From: "Paul E. McKenney" <paulmck@linux.vnet.ibm.com>
To: Frederic Weisbecker <fweisbec@gmail.com>
Cc: Lai Jiangshan <laijs@cn.fujitsu.com>, Ingo Molnar <mingo@elte.hu>,
Steven Rostedt <rostedt@goodmis.org>,
LKML <linux-kernel@vger.kernel.org>
Subject: Re: [PATCH] tracing: add trace_event_read_lock()
Date: Mon, 18 May 2009 17:35:05 -0700 [thread overview]
Message-ID: <20090519003505.GK6768@linux.vnet.ibm.com> (raw)
In-Reply-To: <20090518135930.GC4704@nowhere>
On Mon, May 18, 2009 at 03:59:31PM +0200, Frederic Weisbecker wrote:
> On Mon, May 18, 2009 at 07:35:34PM +0800, Lai Jiangshan wrote:
> >
> > I found that there is nothing to protect event_hash in
> > ftrace_find_event().
>
> Actually, rcu protects it, but not enough. We have neither
> synchronize_rcu() nor rcu_read_lock.
>
> So we protect against concurrent hlist accesses.
> But the event can be removed when a module is unloaded,
> and that can happen between the time we get the event output
> callback and the time we actually use it.

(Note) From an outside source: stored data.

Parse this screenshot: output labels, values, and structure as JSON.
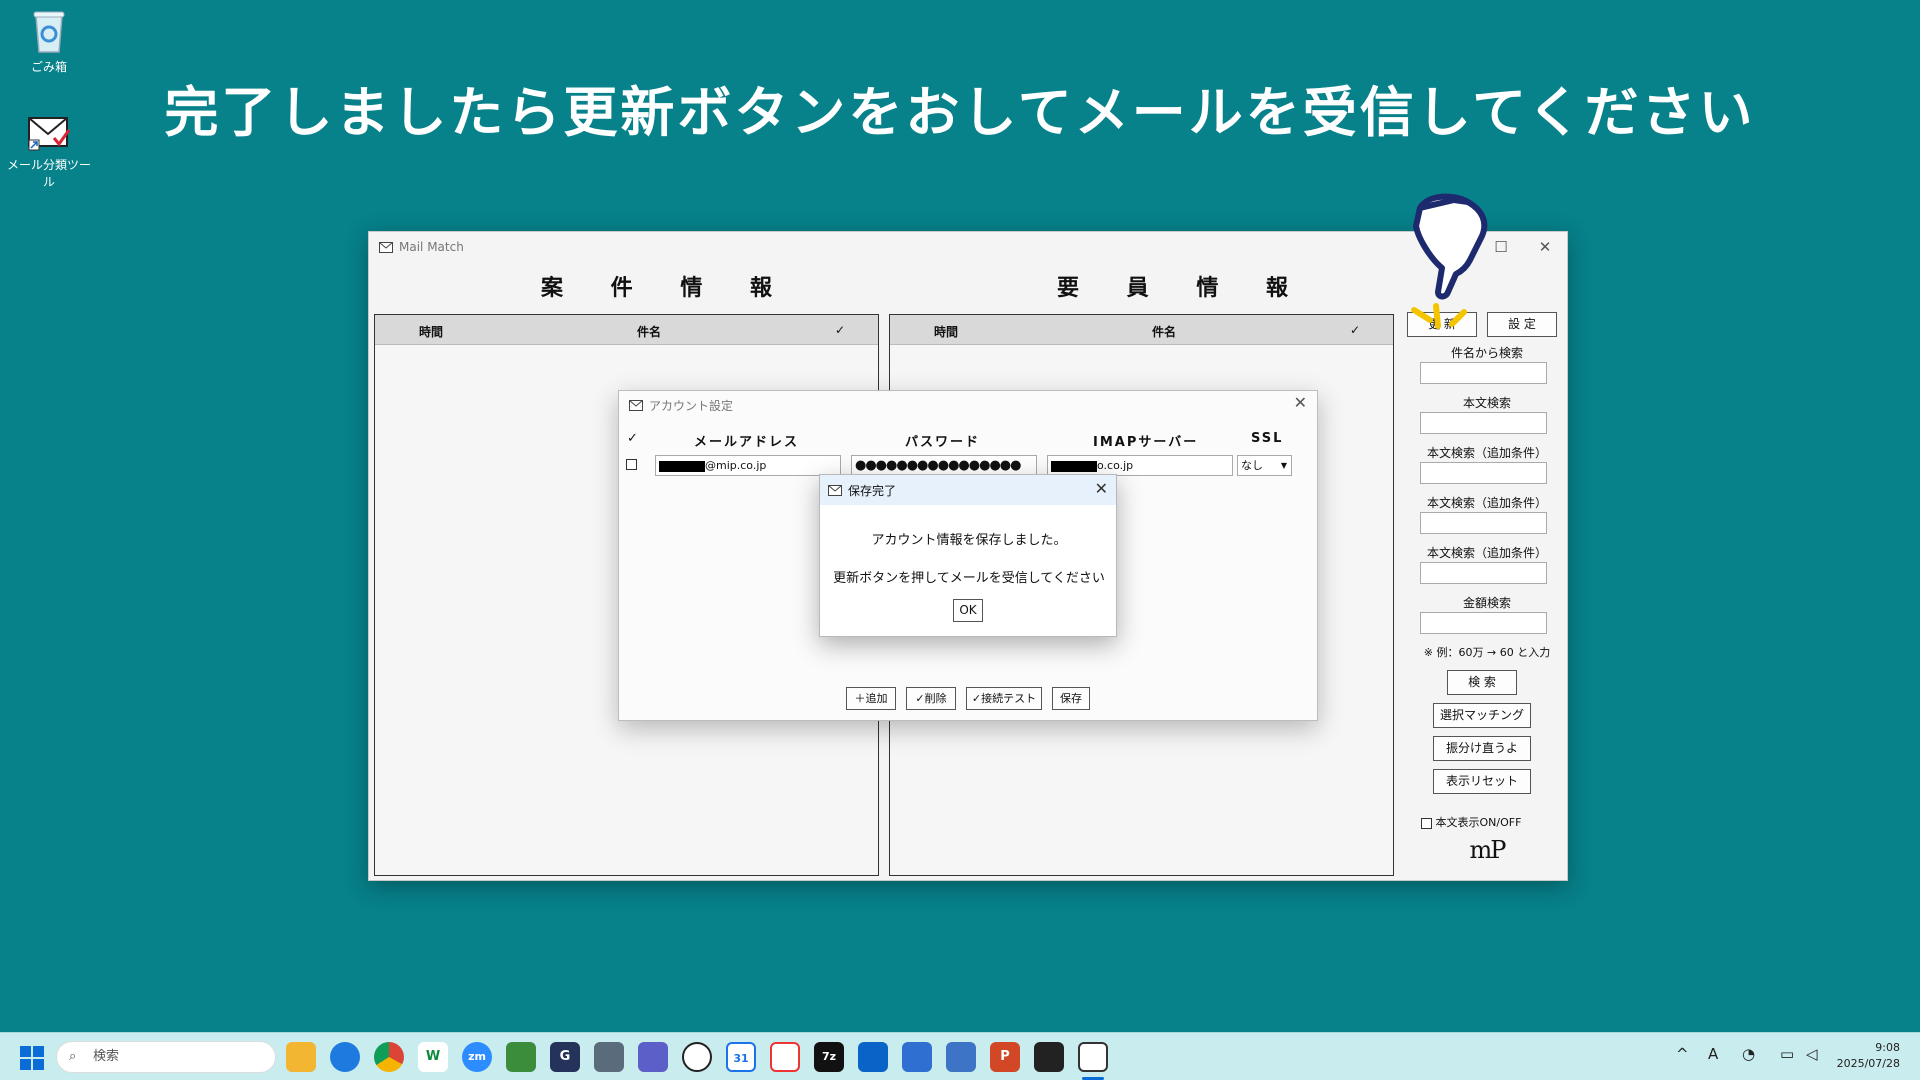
{
  "desktop": {
    "icons": [
      {
        "label": "ごみ箱"
      },
      {
        "label": "メール分類ツール"
      }
    ],
    "banner": "完了しましたら更新ボタンをおしてメールを受信してください"
  },
  "window": {
    "title": "Mail Match",
    "left_title": "案 件 情 報",
    "right_title": "要 員 情 報",
    "col_time": "時間",
    "col_subject": "件名",
    "col_check": "✓",
    "right_col_time": "時間",
    "right_col_subject": "件名",
    "right_col_check": "✓"
  },
  "sidebar": {
    "refresh_button": "更 新",
    "settings_button": "設 定",
    "subject_search_label": "件名から検索",
    "body_search_label": "本文検索",
    "body_search_add1_label": "本文検索（追加条件）",
    "body_search_add2_label": "本文検索（追加条件）",
    "body_search_add3_label": "本文検索（追加条件）",
    "amount_search_label": "金額検索",
    "amount_hint": "※ 例：60万 → 60 と入力",
    "search_button": "検 索",
    "select_matching_button": "選択マッチング",
    "assign_button": "振分け直うよ",
    "display_reset_button": "表示リセット",
    "body_toggle_label": "本文表示ON/OFF",
    "logo": "mP"
  },
  "account_dialog": {
    "title": "アカウント設定",
    "col_check": "✓",
    "col_email": "メールアドレス",
    "col_password": "パスワード",
    "col_imap": "IMAPサーバー",
    "col_ssl": "SSL",
    "row": {
      "email_suffix": "@mip.co.jp",
      "password_mask": "●●●●●●●●●●●●●●●●",
      "imap_suffix": "o.co.jp",
      "ssl_value": "なし"
    },
    "add_button": "＋追加",
    "delete_button": "✓削除",
    "test_button": "✓接続テスト",
    "save_button": "保存"
  },
  "message_box": {
    "title": "保存完了",
    "line1": "アカウント情報を保存しました。",
    "line2": "更新ボタンを押してメールを受信してください",
    "ok_button": "OK"
  },
  "taskbar": {
    "search_placeholder": "検索",
    "app_labels": [
      "W",
      "zm",
      "G",
      "31",
      "7z",
      "P"
    ],
    "tray_ime": "A",
    "time": "9:08",
    "date": "2025/07/28"
  },
  "colors": {
    "desktop_bg": "#07818a",
    "banner_text": "#ffffff",
    "hand_outline": "#1e2a6e",
    "sparkle": "#f5c400"
  }
}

I will ask the stupid question... Would invoking rcu_barrier() in the
module-exit function take care of this? The rcu_barrier() primitive
waits for all in-flight RCU callbacks to complete execution.
Thanx, Paul
> > RCU can also protect ftrace_find_event(), but it will add
> > latency to kernel. So this fix converts 'trace_event_mutex'
> > to a read/write semaphore, and adds trace_event_read_lock()

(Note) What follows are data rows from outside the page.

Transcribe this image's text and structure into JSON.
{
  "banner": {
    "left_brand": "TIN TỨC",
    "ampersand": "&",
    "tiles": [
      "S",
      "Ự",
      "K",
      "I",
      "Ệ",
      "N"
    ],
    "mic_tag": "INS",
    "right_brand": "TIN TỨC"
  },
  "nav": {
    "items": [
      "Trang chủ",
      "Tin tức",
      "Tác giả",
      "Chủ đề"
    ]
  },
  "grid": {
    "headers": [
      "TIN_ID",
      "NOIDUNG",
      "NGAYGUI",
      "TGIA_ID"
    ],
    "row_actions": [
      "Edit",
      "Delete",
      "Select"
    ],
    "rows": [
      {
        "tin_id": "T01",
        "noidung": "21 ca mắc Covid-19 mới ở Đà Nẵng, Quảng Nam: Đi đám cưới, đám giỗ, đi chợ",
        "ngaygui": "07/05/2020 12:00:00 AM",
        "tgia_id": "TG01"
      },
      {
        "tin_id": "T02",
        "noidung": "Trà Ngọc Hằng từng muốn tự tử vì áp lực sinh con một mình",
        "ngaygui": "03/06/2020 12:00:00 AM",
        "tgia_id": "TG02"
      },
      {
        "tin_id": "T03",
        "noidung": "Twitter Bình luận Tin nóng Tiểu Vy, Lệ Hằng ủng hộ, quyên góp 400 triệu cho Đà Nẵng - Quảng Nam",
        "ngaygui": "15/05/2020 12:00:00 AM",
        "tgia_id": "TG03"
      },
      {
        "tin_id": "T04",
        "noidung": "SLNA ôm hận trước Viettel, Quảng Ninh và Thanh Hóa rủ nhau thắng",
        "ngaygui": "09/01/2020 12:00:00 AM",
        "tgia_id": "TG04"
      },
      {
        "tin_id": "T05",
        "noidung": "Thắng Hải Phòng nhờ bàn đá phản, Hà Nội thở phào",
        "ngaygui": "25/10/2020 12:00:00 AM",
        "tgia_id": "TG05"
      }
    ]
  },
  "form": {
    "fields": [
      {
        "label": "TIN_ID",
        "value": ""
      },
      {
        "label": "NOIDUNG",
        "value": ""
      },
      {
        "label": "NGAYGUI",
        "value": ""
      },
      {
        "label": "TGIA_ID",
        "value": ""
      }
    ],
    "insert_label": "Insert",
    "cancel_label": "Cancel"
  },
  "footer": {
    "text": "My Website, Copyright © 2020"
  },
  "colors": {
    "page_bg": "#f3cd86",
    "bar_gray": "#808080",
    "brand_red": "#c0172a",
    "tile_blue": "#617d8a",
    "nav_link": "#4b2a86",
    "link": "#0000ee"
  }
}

> > to protect ftrace_find_event().
> >
> > Signed-off-by: Lai Jiangshan <laijs@cn.fujitsu.com>
> > ---
> > diff --git a/kernel/trace/trace.c b/kernel/trace/trace.c
> > index 665a915..4ef8052 100644
> > --- a/kernel/trace/trace.c
> > +++ b/kernel/trace/trace.c
> > @@ -1569,12 +1569,14 @@ static void *s_start(struct seq_file *m, loff_t *pos)
> > p = s_next(m, p, &l);
> > }
> >
> > + trace_event_read_lock();
> > return p;
> > }
> >
> > static void s_stop(struct seq_file *m, void *p)
> > {
> > atomic_dec(&trace_record_cmdline_disabled);
> > + trace_event_read_unlock();
> > }
> >
> > static void print_lat_help_header(struct seq_file *m)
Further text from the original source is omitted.